Родить и выжить
Родить и выжить

Полная версия

Родить и выжить

Настройки чтения
Размер шрифта
Высота строк
Поля
На страницу:
1 из 5

Вера Кожевникова

Родить и выжить

Глава 1. Моя мама, я и эстроген

Отвратительно!

Семь месяцев назад я согласилась на зеркало во всю стену.

Артём сказал, оно визуально расширит пространство.

Тогда мне нравилось на себя смотреть.

А сейчас я почти ненавижу своё отражение.

Я на восьмом месяце.

Стою перед зеркалом боком, в одних огромных трусах — уродливых, чёрных, с широкой резинкой, которая не давит на живот, зато выглядит так, будто я позаимствовала их у бабушки.

Я глажу этот живот: круглый, тугой, с выпирающим пупком, который вывернулся наружу недели три назад и теперь торчит под футболкой непристойным бугорком.

— Скоро встретимся, малыш, — говорю я вслух, и голос звучит странно в тишине квартиры, слишком бодро, слишком правильно, как будто я репетирую роль счастливой беременной для социальных сетей.

Которых у меня, кстати, больше нет, потому что я удалила все соцсети на пятом месяце, когда поняла, что не выдерживаю бесконечного потока фотографий чужих идеальных животов, обёрнутых в кружевное бельё, с подписями в духе «я так благодарна своему телу за этот подарок».

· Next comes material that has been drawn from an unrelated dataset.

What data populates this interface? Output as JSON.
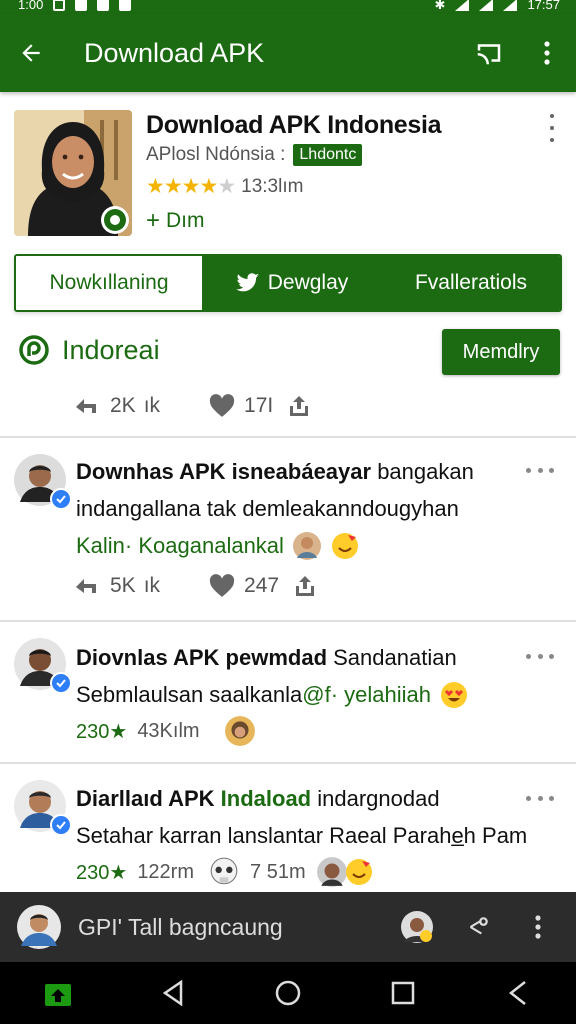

Я тоже благодарна, наверное.

Где-то в глубине.

Но на поверхности — это просто живот, который мешает завязывать шнурки (иногда прошу это сделать мужа), спать на спине (сплю полусидя, подложив под спину три подушки), видеть свои ноги в душе (ладно, не до эпиляции).

Поворачиваюсь к зеркалу лицом.

Лицо, кстати, тоже изменилось — щёки округлились, нос стал шире. Да-да, нос при беременности тоже отекает — никто об этом не предупреждает. Я узнала об этом в три ночи, когда не спала и читала форумы. Там же узнала, что рёбра расходятся в стороны, чтобы освободить место для матки, что диафрагма поднимается на четыре сантиметра вверх, что объём крови увеличивается почти вдвое.

Тело строит целую вселенную внутри себя, и при этом продолжает ходить на работу, улыбаться коллегам и делать вид, что всё нормально.

Губы ярче, полнее — вот это мне даже нравится, хотя я знаю, что это просто гормоны, просто усиленное кровообращение, просто временно.

Гормоны вообще сейчас делают всё.

Прогестерон: из-за него я сплю как убитая в семь вечера.

Релаксин: из-за него связки размягчились, и я хожу вразвалку, как пингвин после корпоратива. Эстроген: из-за него я плачу над рекламой кошачьего корма.

Тело стало отдельным государством со своими законами, а я в нём что-то вроде временного правительства, которое формально у власти, но реально — ничего не решает.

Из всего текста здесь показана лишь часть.